III.  Décision de l’Agente

[7]  L’Agente a d’abord disposé de l’allégation de risque associé au fait que la demanderesse principale et Emely appartenaient à la famille du frère policier de la demanderesse principale, assassiné en 1997. Elle lui a accordé peu de poids, notant que les parents de la demanderesse principale et cinq de ses autres frères et sœurs résidaient toujours au Honduras sans y être importunés et que 20 ans après les faits, il lui paraissait hautement improbable que les membres du gang de rue ayant commandé cet assassinant soient toujours motivés et intéressés à rechercher la demanderesse principale et sa fille, laquelle n’avait que cinq ans lorsqu’elle et sa mère ont quitté le Honduras.

[8]  L’Agente s’est ensuite penchée sur l’allégation de risque liée à l’appartenance des demanderesses au groupe social des « Honduriens renvoyés d’Amérique du Nord ». Elle a noté à cet égard que ce risque visait surtout les jeunes hommes ayant quitté le Honduras pour échapper à l’emprise qu’avaient sur eux des groupes criminalisés. Elle n’a pas vu, dans la documentation soumise par les demanderesses, de preuve que les jeunes filles étaient ciblées par ces groupes à leur retour au pays ou encore que les jeunes en général l’étaient systématiquement du fait qu’ils retournaient au pays en provenance d’un pays d’Amérique du Nord. L’Agente a souligné à cet égard que les problèmes vécus au retour d’un pays d’Amérique du Nord dépendaient de la région ou du quartier d’où provenait le ressortissant et du fait qu’il était déjà connu ou non d’un groupe criminalisé. Elle en a conclu que les demanderesses n’avaient pas le profil de personnes susceptibles d’être spécifiquement visées par les groupes criminalisés à leur retour au Honduras et donc, qu’elles n’étaient pas plus à risque que le reste de la population du Honduras.

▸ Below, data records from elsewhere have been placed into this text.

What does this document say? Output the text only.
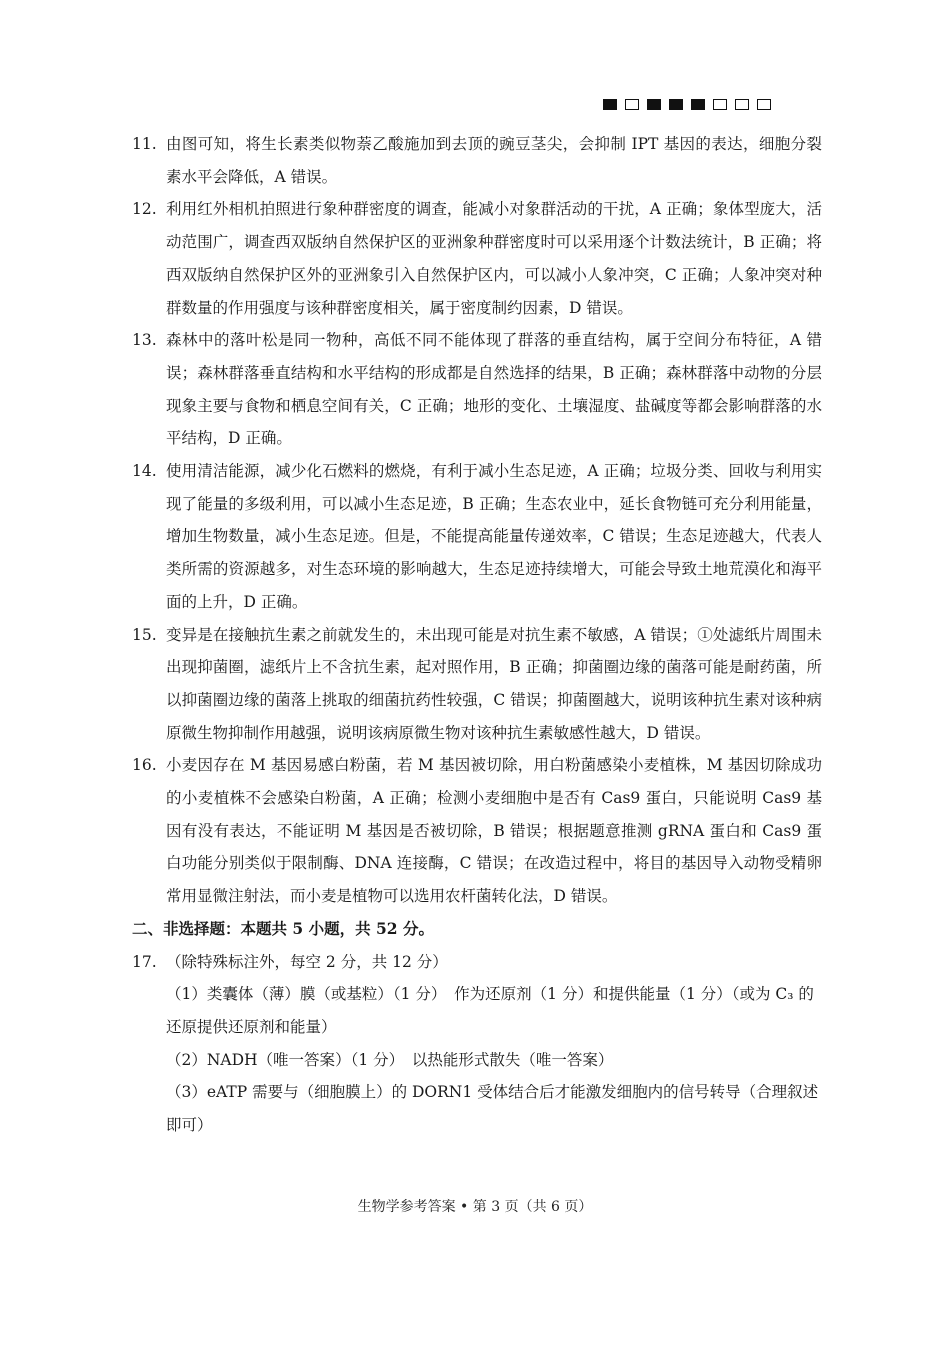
11. 由图可知，将生长素类似物萘乙酸施加到去顶的豌豆茎尖，会抑制 IPT 基因的表达，细胞分裂素水平会降低，A 错误。
12. 利用红外相机拍照进行象种群密度的调查，能减小对象群活动的干扰，A 正确；象体型庞大，活动范围广，调查西双版纳自然保护区的亚洲象种群密度时可以采用逐个计数法统计，B 正确；将西双版纳自然保护区外的亚洲象引入自然保护区内，可以减小人象冲突，C 正确；人象冲突对种群数量的作用强度与该种群密度相关，属于密度制约因素，D 错误。
13. 森林中的落叶松是同一物种，高低不同不能体现了群落的垂直结构，属于空间分布特征，A 错误；森林群落垂直结构和水平结构的形成都是自然选择的结果，B 正确；森林群落中动物的分层现象主要与食物和栖息空间有关，C 正确；地形的变化、土壤湿度、盐碱度等都会影响群落的水平结构，D 正确。
14. 使用清洁能源，减少化石燃料的燃烧，有利于减小生态足迹，A 正确；垃圾分类、回收与利用实现了能量的多级利用，可以减小生态足迹，B 正确；生态农业中，延长食物链可充分利用能量，增加生物数量，减小生态足迹。但是，不能提高能量传递效率，C 错误；生态足迹越大，代表人类所需的资源越多，对生态环境的影响越大，生态足迹持续增大，可能会导致土地荒漠化和海平面的上升，D 正确。
15. 变异是在接触抗生素之前就发生的，未出现可能是对抗生素不敏感，A 错误；①处滤纸片周围未出现抑菌圈，滤纸片上不含抗生素，起对照作用，B 正确；抑菌圈边缘的菌落可能是耐药菌，所以抑菌圈边缘的菌落上挑取的细菌抗药性较强，C 错误；抑菌圈越大，说明该种抗生素对该种病原微生物抑制作用越强，说明该病原微生物对该种抗生素敏感性越大，D 错误。
16. 小麦因存在 M 基因易感白粉菌，若 M 基因被切除，用白粉菌感染小麦植株，M 基因切除成功的小麦植株不会感染白粉菌，A 正确；检测小麦细胞中是否有 Cas9 蛋白，只能说明 Cas9 基因有没有表达，不能证明 M 基因是否被切除，B 错误；根据题意推测 gRNA 蛋白和 Cas9 蛋白功能分别类似于限制酶、DNA 连接酶，C 错误；在改造过程中，将目的基因导入动物受精卵常用显微注射法，而小麦是植物可以选用农杆菌转化法，D 错误。
二、非选择题：本题共 5 小题，共 52 分。
17. （除特殊标注外，每空 2 分，共 12 分）
（1）类囊体（薄）膜（或基粒）（1 分）　作为还原剂（1 分）和提供能量（1 分）（或为 C₃ 的还原提供还原剂和能量）
（2）NADH（唯一答案）（1 分）　以热能形式散失（唯一答案）
（3）eATP 需要与（细胞膜上）的 DORN1 受体结合后才能激发细胞内的信号转导（合理叙述即可）
生物学参考答案 • 第 3 页（共 6 页）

[9]  En troisième et dernier lieu, l’Agente a examiné l’allégation liée au fait qu’Emely ferait partie d’un autre groupe social, celui des « femmes honduriennes », et qu’elle encourrait, de ce fait, le risque, à son retour au Honduras, d’être enlevée, violée, et recrutée de force par les membres des groupes criminalisés MS13 et M18 aux fins d’être exploitée sexuellement. Elle a d’abord noté, des statistiques portant sur l’année 2011-2012, que 73 % des femmes honduriennes affirmaient ne pas avoir été victimes de violence et que parmi la tranche des 27 % de femmes ayant indiqué l’avoir été, près de 75 % d’entre elles affirmaient avoir été victimes de violence intrafamiliale, ce qui n’était pas le cas des demanderesses.

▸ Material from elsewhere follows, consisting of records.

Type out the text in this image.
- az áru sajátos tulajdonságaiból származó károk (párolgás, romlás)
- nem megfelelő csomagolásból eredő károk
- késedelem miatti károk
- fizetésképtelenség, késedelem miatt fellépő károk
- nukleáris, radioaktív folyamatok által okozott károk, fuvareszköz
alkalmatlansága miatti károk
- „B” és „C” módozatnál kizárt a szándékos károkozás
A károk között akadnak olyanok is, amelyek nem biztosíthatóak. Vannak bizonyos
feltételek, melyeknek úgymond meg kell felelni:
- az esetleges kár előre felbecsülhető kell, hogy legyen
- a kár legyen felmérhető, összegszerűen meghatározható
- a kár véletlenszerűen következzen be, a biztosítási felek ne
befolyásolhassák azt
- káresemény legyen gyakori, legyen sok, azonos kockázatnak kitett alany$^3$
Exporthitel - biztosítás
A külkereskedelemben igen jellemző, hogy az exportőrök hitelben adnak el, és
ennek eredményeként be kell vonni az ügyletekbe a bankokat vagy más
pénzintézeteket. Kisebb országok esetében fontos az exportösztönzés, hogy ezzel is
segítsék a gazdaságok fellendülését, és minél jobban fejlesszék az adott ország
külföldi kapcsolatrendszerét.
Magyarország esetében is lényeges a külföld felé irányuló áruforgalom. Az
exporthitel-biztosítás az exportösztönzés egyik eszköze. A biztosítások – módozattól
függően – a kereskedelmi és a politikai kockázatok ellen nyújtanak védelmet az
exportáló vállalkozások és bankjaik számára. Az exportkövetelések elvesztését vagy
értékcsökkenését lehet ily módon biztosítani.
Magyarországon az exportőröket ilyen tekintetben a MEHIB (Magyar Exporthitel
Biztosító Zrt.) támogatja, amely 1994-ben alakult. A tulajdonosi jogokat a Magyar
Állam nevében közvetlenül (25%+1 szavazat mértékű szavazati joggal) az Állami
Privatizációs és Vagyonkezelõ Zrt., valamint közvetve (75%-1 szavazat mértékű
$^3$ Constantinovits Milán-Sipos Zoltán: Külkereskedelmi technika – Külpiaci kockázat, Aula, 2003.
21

[10]  Quant au recrutement forcé des jeunes par les gangs de rue, l’Agente a noté de la preuve documentaire que la plupart d’entre eux étaient de jeunes hommes et que la majorité des victimes des activités de ces gangs étaient aussi de sexe masculin. Elle a souligné, à cet égard, que la pauvreté, le manque d’éducation, le fait d’avoir abandonné l’école, les fréquentations, l’entourage et la consommation de drogue étaient tous des facteurs qui mettaient les jeunes à risque d’un recrutement par un gang de rue et que ce profil de risques ne correspondait pas à celui d’Emely. Elle s’est dite d’avis que le risque de nature généralisé n’était pas pertinent dans la détermination du statut de réfugié d’un demandeur d’asile.

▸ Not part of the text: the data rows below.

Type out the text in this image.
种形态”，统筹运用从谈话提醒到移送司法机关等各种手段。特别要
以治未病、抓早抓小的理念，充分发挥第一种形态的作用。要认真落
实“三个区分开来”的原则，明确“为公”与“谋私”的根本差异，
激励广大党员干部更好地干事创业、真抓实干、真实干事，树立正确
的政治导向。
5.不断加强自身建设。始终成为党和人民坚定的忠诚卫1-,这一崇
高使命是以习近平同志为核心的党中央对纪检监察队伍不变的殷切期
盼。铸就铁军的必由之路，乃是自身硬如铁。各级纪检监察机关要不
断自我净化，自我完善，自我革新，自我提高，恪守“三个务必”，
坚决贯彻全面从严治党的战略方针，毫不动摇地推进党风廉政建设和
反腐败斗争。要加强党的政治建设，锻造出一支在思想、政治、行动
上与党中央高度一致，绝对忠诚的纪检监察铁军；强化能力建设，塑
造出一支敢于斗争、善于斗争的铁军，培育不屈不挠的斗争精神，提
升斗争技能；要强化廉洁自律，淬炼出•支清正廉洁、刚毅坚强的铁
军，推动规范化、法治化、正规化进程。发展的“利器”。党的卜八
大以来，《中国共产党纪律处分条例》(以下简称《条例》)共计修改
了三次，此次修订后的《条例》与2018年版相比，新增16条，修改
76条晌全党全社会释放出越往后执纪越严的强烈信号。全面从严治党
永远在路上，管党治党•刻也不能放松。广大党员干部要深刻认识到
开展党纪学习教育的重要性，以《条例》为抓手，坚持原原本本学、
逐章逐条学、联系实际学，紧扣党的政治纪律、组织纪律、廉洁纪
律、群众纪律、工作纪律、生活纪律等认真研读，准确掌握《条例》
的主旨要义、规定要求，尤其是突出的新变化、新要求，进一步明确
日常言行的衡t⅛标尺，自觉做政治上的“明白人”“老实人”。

[11]  L’Agente a reconnu par ailleurs que la situation des femmes au Honduras était loin d’être parfaite mais elle a rappelé que la majorité des problèmes vécus par les femmes honduriennes était d’ordre intrafamilial et que des programmes existaient dorénavant afin d’apporter aide et soutien aux femmes victimes de violence. Elle a conclu en ces termes :

En conclusions [sic], en regardant l’ensemble de la preuve et la situation des demandeures je conclus que les risques auxquels elles font face sont des risques de nature généralisé. En effet, je ne suis pas satisfaite du fait qu’elles seront spécifiquement ciblées à cause de leur retour d’Amérique du Nord, que le profil de la fille de la demandeure fait qu’elle soit spécifiquement recrutée de force par des membres de gangs, ou qu’elles soient visées à cause de leur lien de parenté avec [le frère de la demanderesses principale]. De plus, je ne suis pas satisfaite que [sic] fait que la demandeure et sa fille seront persécutées pour la simple raison qu’elles sont des femmes. En effet bien que des femmes honduriennes aient été victimes de violence, les demandeurs n’ont pas démontré que c’était leur cas et le risque qu’elles soient victimes dans le futur demeure aléatoire.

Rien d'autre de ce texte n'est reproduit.